Chaque matin, avec quel appétit j’ouvre le mail que François Bon adresse aux abonnés de son projet Lovecraft 1925. Le pari est inouï et la contrainte tient de la performance : il s’agit de suivre Howard Philipps Lovecraft au jour le jour, durant l’année 1925 où il réside à New York, sur la foi des notes qu’il consigne dans son agenda de poche, la plupart du temps en style télégraphique vu le peu de place dont il dispose pour relater ses faits et gestes quotidiens. Cet agenda en vérité lui sert d’aide-mémoire pour ensuite rédiger les lettres qu’il adresse à ses tantes de Providence et qui lui tiennent lieu de journal où il entre plus avant dans le détail de ses activités.

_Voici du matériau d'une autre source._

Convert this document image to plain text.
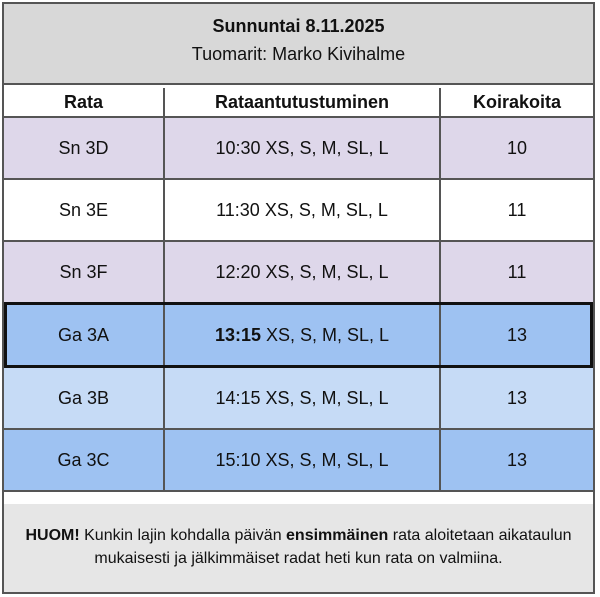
Sunnuntai 8.11.2025
Tuomarit: Marko Kivihalme
Rata	Rataantutustuminen	Koirakoita
Sn 3D	10:30 XS, S, M, SL, L	10
Sn 3E	11:30 XS, S, M, SL, L	11
Sn 3F	12:20 XS, S, M, SL, L	11
Ga 3A	13:15 XS, S, M, SL, L	13
Ga 3B	14:15 XS, S, M, SL, L	13
Ga 3C	15:10 XS, S, M, SL, L	13
HUOM! Kunkin lajin kohdalla päivän ensimmäinen rata aloitetaan aikataulun mukaisesti ja jälkimmäiset radat heti kun rata on valmiina.
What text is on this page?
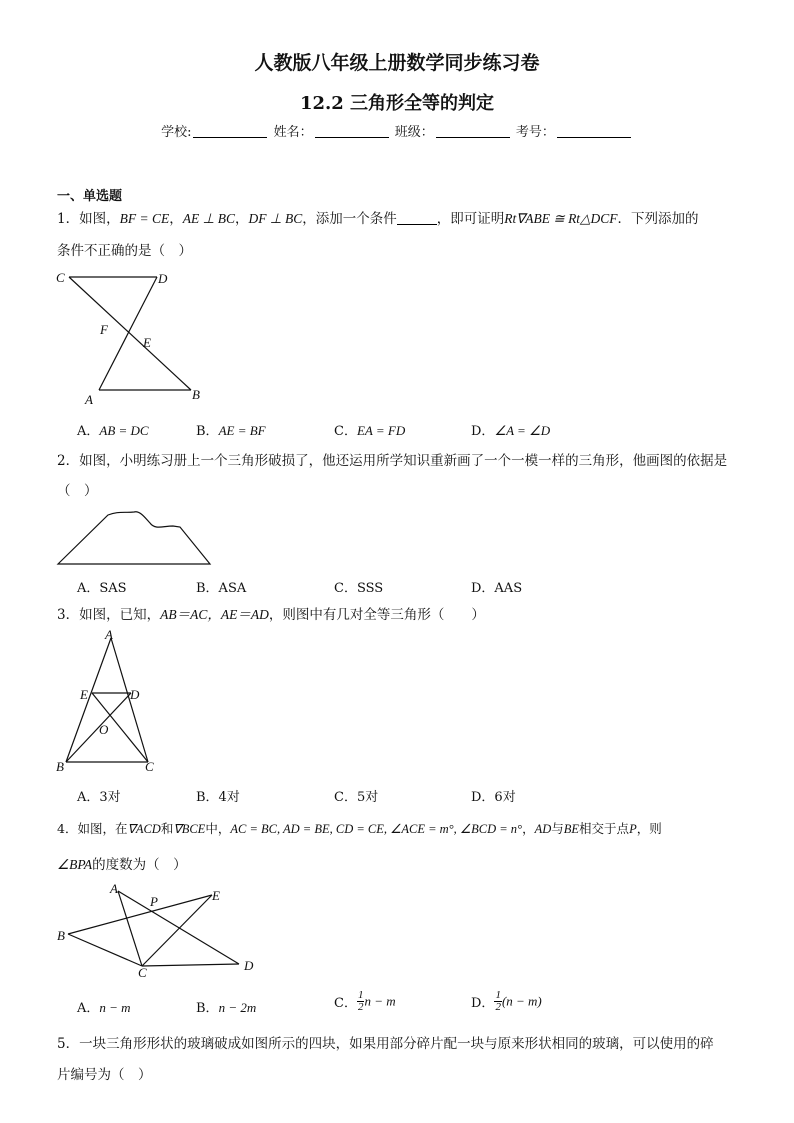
人教版八年级上册数学同步练习卷
12.2 三角形全等的判定
学校:	姓名：	班级：	考号：
一、单选题
1．如图，BF = CE，AE ⊥ BC，DF ⊥ BC，添加一个条件	，即可证明Rt∇ABE ≅ Rt△DCF．下列添加的
条件不正确的是（　）
C	D
F
E
A	B
A．AB = DC	B．AE = BF	C．EA = FD	D．∠A = ∠D
2．如图，小明练习册上一个三角形破损了，他还运用所学知识重新画了一个一模一样的三角形，他画图的依据是
（　）
A．SAS	B．ASA	C．SSS	D．AAS
3．如图，已知，AB＝AC，AE＝AD，则图中有几对全等三角形（　　）
A
E	D
O
B	C
A．3对	B．4对	C．5对	D．6对
4．如图，在∇ACD和∇BCE中，AC = BC, AD = BE, CD = CE, ∠ACE = m°, ∠BCD = n°，AD与BE相交于点P，则
∠BPA的度数为（　）
A
P	E
B
C	D
A．n − m	B．n − 2m	C． $\frac{1}{2}$ n − m	D． $\frac{1}{2} (n - m)$
5．一块三角形形状的玻璃破成如图所示的四块，如果用部分碎片配一块与原来形状相同的玻璃，可以使用的碎
片编号为（　）
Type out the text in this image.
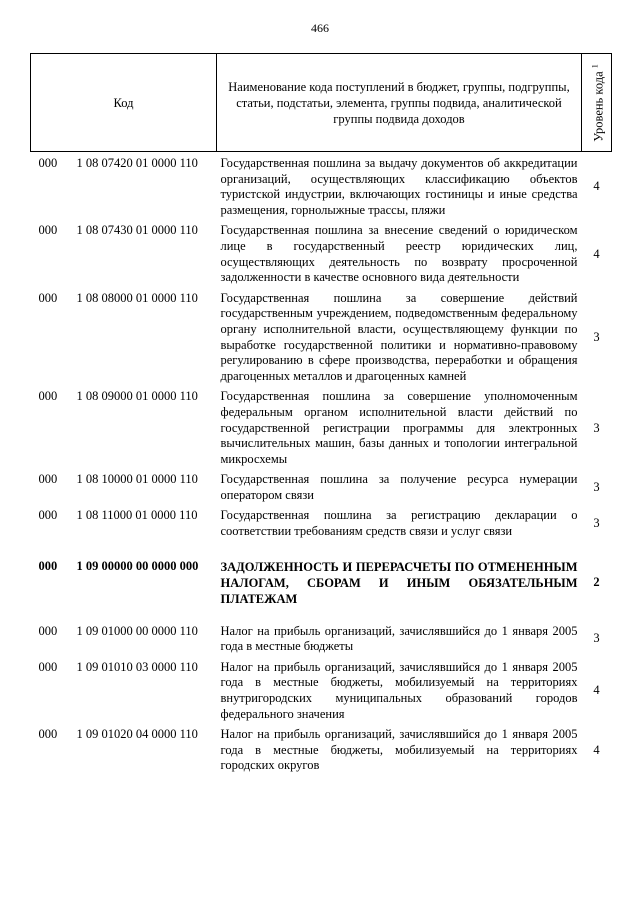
466
Код		Наименование кода поступлений в бюджет, группы, подгруппы, статьи, подстатьи, элемента, группы подвида, аналитической группы подвида доходов	Уровень кода $^1$

000	1 08 07420 01 0000 110	Государственная пошлина за выдачу документов об аккредитации организаций, осуществляющих классификацию объектов туристской индустрии, включающих гостиницы и иные средства размещения, горнолыжные трассы, пляжи	4
000	1 08 07430 01 0000 110	Государственная пошлина за внесение сведений о юридическом лице в государственный реестр юридических лиц, осуществляющих деятельность по возврату просроченной задолженности в качестве основного вида деятельности	4
000	1 08 08000 01 0000 110	Государственная пошлина за совершение действий государственным учреждением, подведомственным федеральному органу исполнительной власти, осуществляющему функции по выработке государственной политики и нормативно-правовому регулированию в сфере производства, переработки и обращения драгоценных металлов и драгоценных камней	3
000	1 08 09000 01 0000 110	Государственная пошлина за совершение уполномоченным федеральным органом исполнительной власти действий по государственной регистрации программы для электронных вычислительных машин, базы данных и топологии интегральной микросхемы	3
000	1 08 10000 01 0000 110	Государственная пошлина за получение ресурса нумерации оператором связи	3
000	1 08 11000 01 0000 110	Государственная пошлина за регистрацию декларации о соответствии требованиям средств связи и услуг связи	3
000	1 09 00000 00 0000 000	ЗАДОЛЖЕННОСТЬ И ПЕРЕРАСЧЕТЫ ПО ОТМЕНЕННЫМ НАЛОГАМ, СБОРАМ И ИНЫМ ОБЯЗАТЕЛЬНЫМ ПЛАТЕЖАМ	2
000	1 09 01000 00 0000 110	Налог на прибыль организаций, зачислявшийся до 1 января 2005 года в местные бюджеты	3
000	1 09 01010 03 0000 110	Налог на прибыль организаций, зачислявшийся до 1 января 2005 года в местные бюджеты, мобилизуемый на территориях внутригородских муниципальных образований городов федерального значения	4
000	1 09 01020 04 0000 110	Налог на прибыль организаций, зачислявшийся до 1 января 2005 года в местные бюджеты, мобилизуемый на территориях городских округов	4
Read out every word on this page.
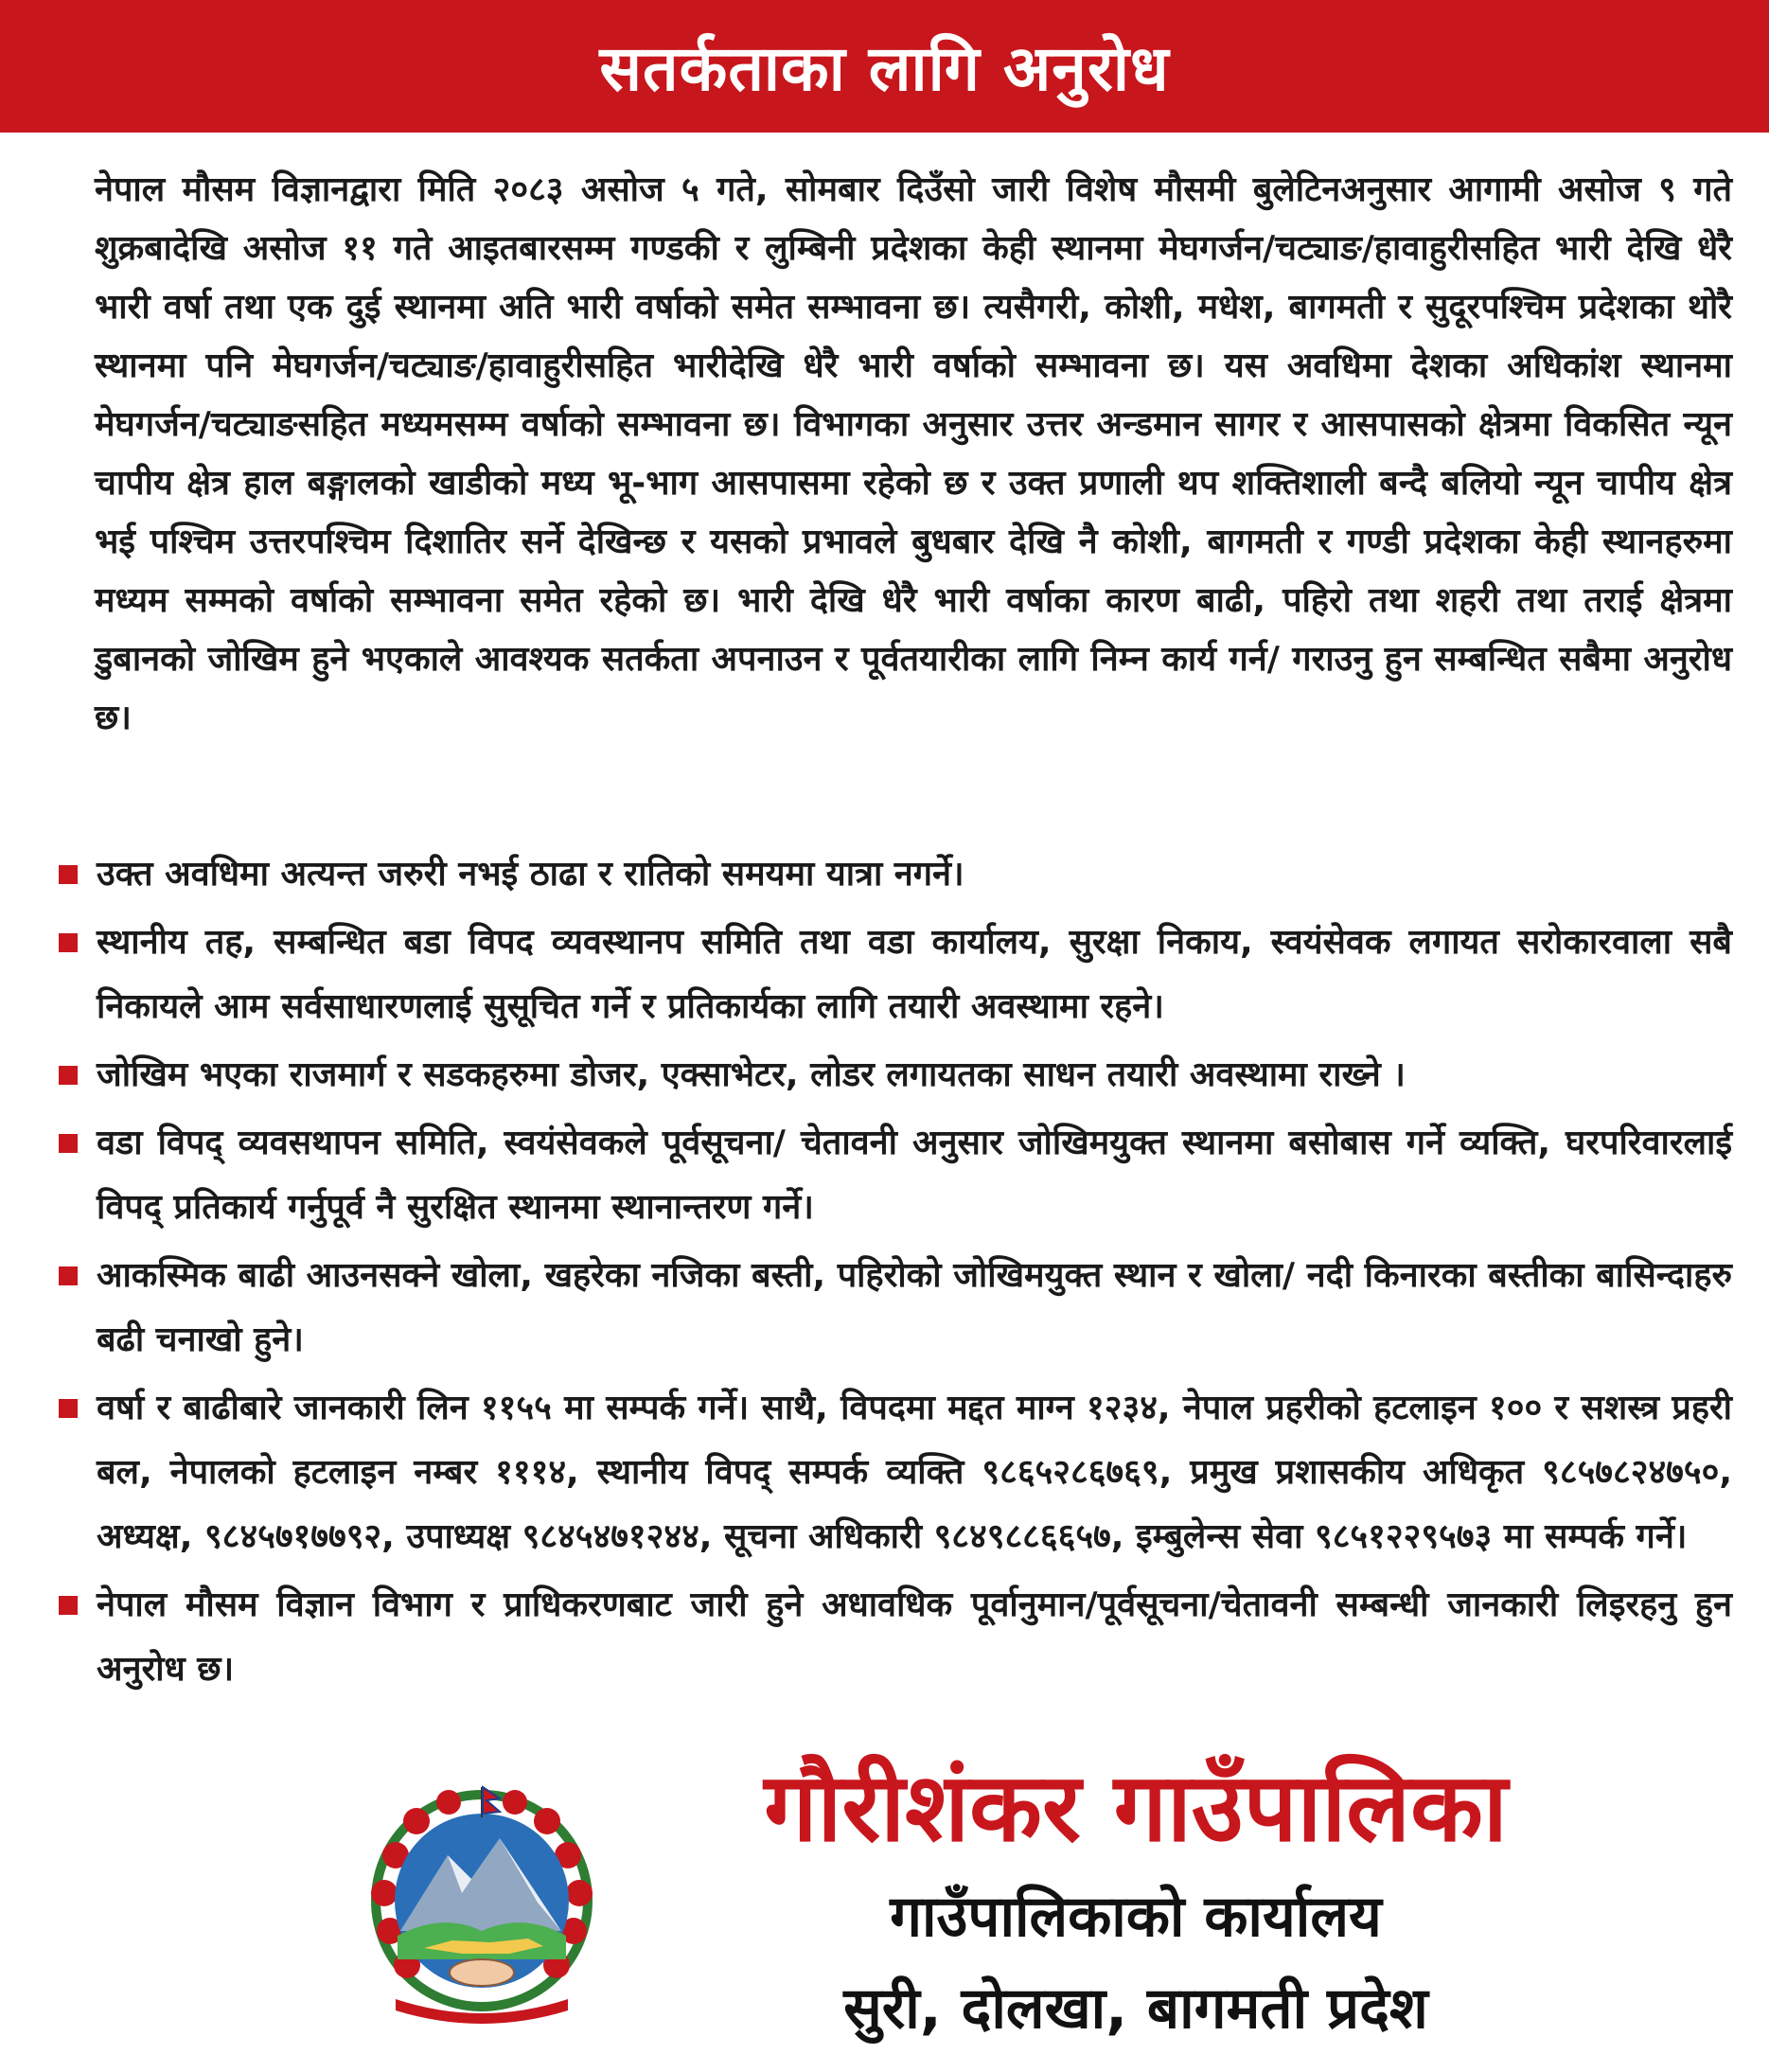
सतर्कताका लागि अनुरोध

नेपाल मौसम विज्ञानद्वारा मिति २०८३ असोज ५ गते, सोमबार दिउँसो जारी विशेष मौसमी बुलेटिनअनुसार आगामी असोज ९ गते शुक्रबादेखि असोज ११ गते आइतबारसम्म गण्डकी र लुम्बिनी प्रदेशका केही स्थानमा मेघगर्जन/चट्याङ/हावाहुरीसहित भारी देखि धेरै भारी वर्षा तथा एक दुई स्थानमा अति भारी वर्षाको समेत सम्भावना छ। त्यसैगरी, कोशी, मधेश, बागमती र सुदूरपश्चिम प्रदेशका थोरै स्थानमा पनि मेघगर्जन/चट्याङ/हावाहुरीसहित भारीदेखि धेरै भारी वर्षाको सम्भावना छ। यस अवधिमा देशका अधिकांश स्थानमा मेघगर्जन/चट्याङसहित मध्यमसम्म वर्षाको सम्भावना छ। विभागका अनुसार उत्तर अन्डमान सागर र आसपासको क्षेत्रमा विकसित न्यून चापीय क्षेत्र हाल बङ्गालको खाडीको मध्य भू-भाग आसपासमा रहेको छ र उक्त प्रणाली थप शक्तिशाली बन्दै बलियो न्यून चापीय क्षेत्र भई पश्चिम उत्तरपश्चिम दिशातिर सर्ने देखिन्छ र यसको प्रभावले बुधबार देखि नै कोशी, बागमती र गण्डी प्रदेशका केही स्थानहरुमा मध्यम सम्मको वर्षाको सम्भावना समेत रहेको छ। भारी देखि धेरै भारी वर्षाका कारण बाढी, पहिरो तथा शहरी तथा तराई क्षेत्रमा डुबानको जोखिम हुने भएकाले आवश्यक सतर्कता अपनाउन र पूर्वतयारीका लागि निम्न कार्य गर्न/ गराउनु हुन सम्बन्धित सबैमा अनुरोध छ।

उक्त अवधिमा अत्यन्त जरुरी नभई ठाढा र रातिको समयमा यात्रा नगर्ने।
स्थानीय तह, सम्बन्धित बडा विपद व्यवस्थानप समिति तथा वडा कार्यालय, सुरक्षा निकाय, स्वयंसेवक लगायत सरोकारवाला सबै निकायले आम सर्वसाधारणलाई सुसूचित गर्ने र प्रतिकार्यका लागि तयारी अवस्थामा रहने।
जोखिम भएका राजमार्ग र सडकहरुमा डोजर, एक्साभेटर, लोडर लगायतका साधन तयारी अवस्थामा राख्ने ।
वडा विपद् व्यवसथापन समिति, स्वयंसेवकले पूर्वसूचना/ चेतावनी अनुसार जोखिमयुक्त स्थानमा बसोबास गर्ने व्यक्ति, घरपरिवारलाई विपद् प्रतिकार्य गर्नुपूर्व नै सुरक्षित स्थानमा स्थानान्तरण गर्ने।
आकस्मिक बाढी आउनसक्ने खोला, खहरेका नजिका बस्ती, पहिरोको जोखिमयुक्त स्थान र खोला/ नदी किनारका बस्तीका बासिन्दाहरु बढी चनाखो हुने।
वर्षा र बाढीबारे जानकारी लिन ११५५ मा सम्पर्क गर्ने। साथै, विपदमा मद्दत माग्न १२३४, नेपाल प्रहरीको हटलाइन १०० र सशस्त्र प्रहरी बल, नेपालको हटलाइन नम्बर १११४, स्थानीय विपद् सम्पर्क व्यक्ति ९८६५२८६७६९, प्रमुख प्रशासकीय अधिकृत ९८५७८२४७५०, अध्यक्ष, ९८४५७१७७९२, उपाध्यक्ष ९८४५४७१२४४, सूचना अधिकारी ९८४९८८६६५७, इम्बुलेन्स सेवा ९८५१२२९५७३ मा सम्पर्क गर्ने।
नेपाल मौसम विज्ञान विभाग र प्राधिकरणबाट जारी हुने अधावधिक पूर्वानुमान/पूर्वसूचना/चेतावनी सम्बन्धी जानकारी लिइरहनु हुन अनुरोध छ।
गौरीशंकर गाउँपालिका
गाउँपालिकाको कार्यालय
सुरी, दोलखा, बागमती प्रदेश
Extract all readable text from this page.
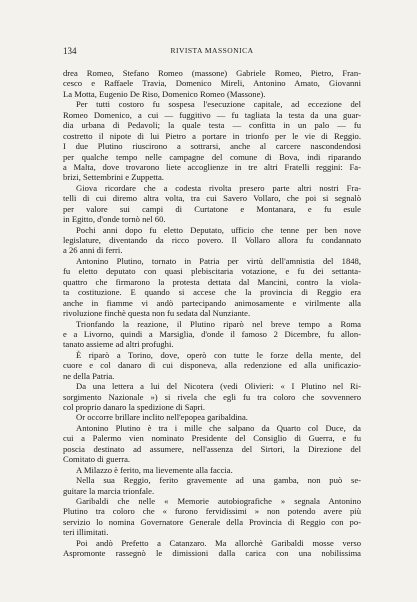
134	RIVISTA MASSONICA
drea Romeo, Stefano Romeo (massone) Gabriele Romeo, Pietro, Fran-
cesco e Raffaele Travia, Domenico Mireli, Antonino Amato, Giovanni
La Motta, Eugenio De Riso, Domenico Romeo (Massone).
Per tutti costoro fu sospesa l'esecuzione capitale, ad eccezione del
Romeo Domenico, a cui — fuggitivo — fu tagliata la testa da una guar-
dia urbana di Pedavoli; la quale testa — confitta in un palo — fu
costretto il nipote di lui Pietro a portare in trionfo per le vie di Reggio.
I due Plutino riuscirono a sottrarsi, anche al carcere nascondendosi
per qualche tempo nelle campagne del comune di Bova, indi riparando
a Malta, dove trovarono liete accoglienze in tre altri Fratelli reggini: Fa-
brizi, Settembrini e Zuppetta.
Giova ricordare che a codesta rivolta presero parte altri nostri Fra-
telli di cui diremo altra volta, tra cui Savero Vollaro, che poi si segnalò
per valore sui campi di Curtatone e Montanara, e fu esule
in Egitto, d'onde tornò nel 60.
Pochi anni dopo fu eletto Deputato, ufficio che tenne per ben nove
legislature, diventando da ricco povero. Il Vollaro allora fu condannato
a 26 anni di ferri.
Antonino Plutino, tornato in Patria per virtù dell'amnistia del 1848,
fu eletto deputato con quasi plebiscitaria votazione, e fu dei settanta-
quattro che firmarono la protesta dettata dal Mancini, contro la viola-
ta costituzione. E quando si accese che la provincia di Reggio era
anche in fiamme vi andò partecipando animosamente e virilmente alla
rivoluzione finchè questa non fu sedata dal Nunziante.
Trionfando la reazione, il Plutino riparò nel breve tempo a Roma
e a Livorno, quindi a Marsiglia, d'onde il famoso 2 Dicembre, fu allon-
tanato assieme ad altri profughi.
È riparò a Torino, dove, operò con tutte le forze della mente, del
cuore e col danaro di cui disponeva, alla redenzione ed alla unificazio-
ne della Patria.
Da una lettera a lui del Nicotera (vedi Olivieri: « I Plutino nel Ri-
sorgimento Nazionale ») si rivela che egli fu tra coloro che sovvennero
col proprio danaro la spedizione di Sapri.
Or occorre brillare inclito nell'epopea garibaldina.
Antonino Plutino è tra i mille che salpano da Quarto col Duce, da
cui a Palermo vien nominato Presidente del Consiglio di Guerra, e fu
poscia destinato ad assumere, nell'assenza del Sirtori, la Direzione del
Comitato di guerra.
A Milazzo è ferito, ma lievemente alla faccia.
Nella sua Reggio, ferito gravemente ad una gamba, non può se-
guitare la marcia trionfale.
Garibaldi che nelle « Memorie autobiografiche » segnala Antonino
Plutino tra coloro che « furono fervidissimi » non potendo avere più
servizio lo nomina Governatore Generale della Provincia di Reggio con po-
teri illimitati.
Poi andò Prefetto a Catanzaro. Ma allorchè Garibaldi mosse verso
Aspromonte rassegnò le dimissioni dalla carica con una nobilissima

A partir de ce matériau, François Bon construit un récit biographique d’un genre inédit, composé de traductions, de commentaires, d’extraits de presse – Lovecraft était un lecteur assidu du New York Times – de photographies, de cartes postales d’époque, d’archives et de vidéos. L’exploration minutieuse de cet univers singulier est à suivre sur la page du site Tiers Livre dédiée à ce travail. Un work in progress haletant au milieu des fantômes, des rues sombres et de toutes les interrogations qui accompagnent l’acte d’écrire dont l’enjeu est de faire littérature.


François Bon est traducteur de Lovecraft : neuf titres sont parus en poche aux éditions Points, dont le très précieux Commonplace Book où Lovecraft notait brièvement les idées et les trames de récits à écrire.
Pour vivre cette expérience inédite au plus près d’une œuvre en train de se construire, une inscription préalable est requise. L’abonnement coûte 21 euros. C’est que dalle au regard du travail colossal accompli et du plaisir de la découverte qu’il procure. Il reste encore trois mois à vivre au quotidien, avec François Bon, dans les pas de l’un des écrivains les plus fascinants de la littérature fantastico-horrifique mais dont la pratique d’écriture fait littéralement exploser les frontières des genres. Qu’attendez-vous ?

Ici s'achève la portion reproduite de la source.